Qatar and the U.A.E. supported the North Atlantic Treaty Organization’s air war against the late Libyan dictator Col. Moammar Gadhafi in 2011.

“They can provide physical space and locations for training, and they can agree to work with us on training and equipping and advising,” said a senior U.S. official engaged in the deliberations with the major Sunni Arab states.

“They can be a voice and galvanize the moderate Sunni voices in their communities.”

Mr. Kerry is expected to visit Jordan and Saudi Arabia, according to diplomats briefed on his travel. In Riyadh, he is scheduled to meet with the foreign ministers of the Gulf Cooperation Council, which represents Saudi Arabia, the U.A.E., Oman, Kuwait, Bahrain and Qatar.

On Saturday, Mr. Kerry called the secretary-general of the Arab League, Nabil Elaraby, to discuss Islamic State. “They discussed the need for the Arab League and its members to take a strong position in the coalition,” the State Department said.

Divisions between the U.S. and its Arab allies have surfaced in recent months as the threat of Islamic State and other extremist groups operating in Syria and Iraq has grown.

Treasury Department officials have voiced concerns that funding for Islamic State and al Qaeda-linked groups continues to come out of Persian Gulf countries, particularly Kuwait and Qatar. Last month, Treasury sanctioned three Kuwait-base financiers for allegedly providing funds for these organizations.

Kuwaiti and Qatari officials have denied their governments are funding Islamic State or other extremist groups.

Saudi Arabia, Egypt and the U.A.E. have all showed a growing willingness to operate more independently of the U.S. to combat extremists in their region. All three governments have argued the U.S. has underestimated the threat posed by Egypt’s Muslim Brotherhood Islamist movement and its affiliated organizations in North Africa and the Mideast.

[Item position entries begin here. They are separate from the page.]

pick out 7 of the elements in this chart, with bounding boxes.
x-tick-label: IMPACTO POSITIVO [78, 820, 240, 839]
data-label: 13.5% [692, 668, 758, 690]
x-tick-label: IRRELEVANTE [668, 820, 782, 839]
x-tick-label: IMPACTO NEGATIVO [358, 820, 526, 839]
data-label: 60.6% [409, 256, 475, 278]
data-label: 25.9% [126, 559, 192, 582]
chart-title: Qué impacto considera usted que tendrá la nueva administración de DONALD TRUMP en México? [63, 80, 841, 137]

U.S. officials believe the U.A.E. and Egypt were behind a series of airstrikes on Islamist militias in Libya last month. The Emirati warplanes operated out of bases in Egypt and hit targets near the Libyan capital of Tripoli, administration officials said.

Cairo and Abu Dhabi neither confirmed nor denied their role in the strikes. But Arab officials said these countries’ military operations are a sign Egypt and the U.A.E. are losing confidence in Washington acting against what they view as growing security threats to their countries.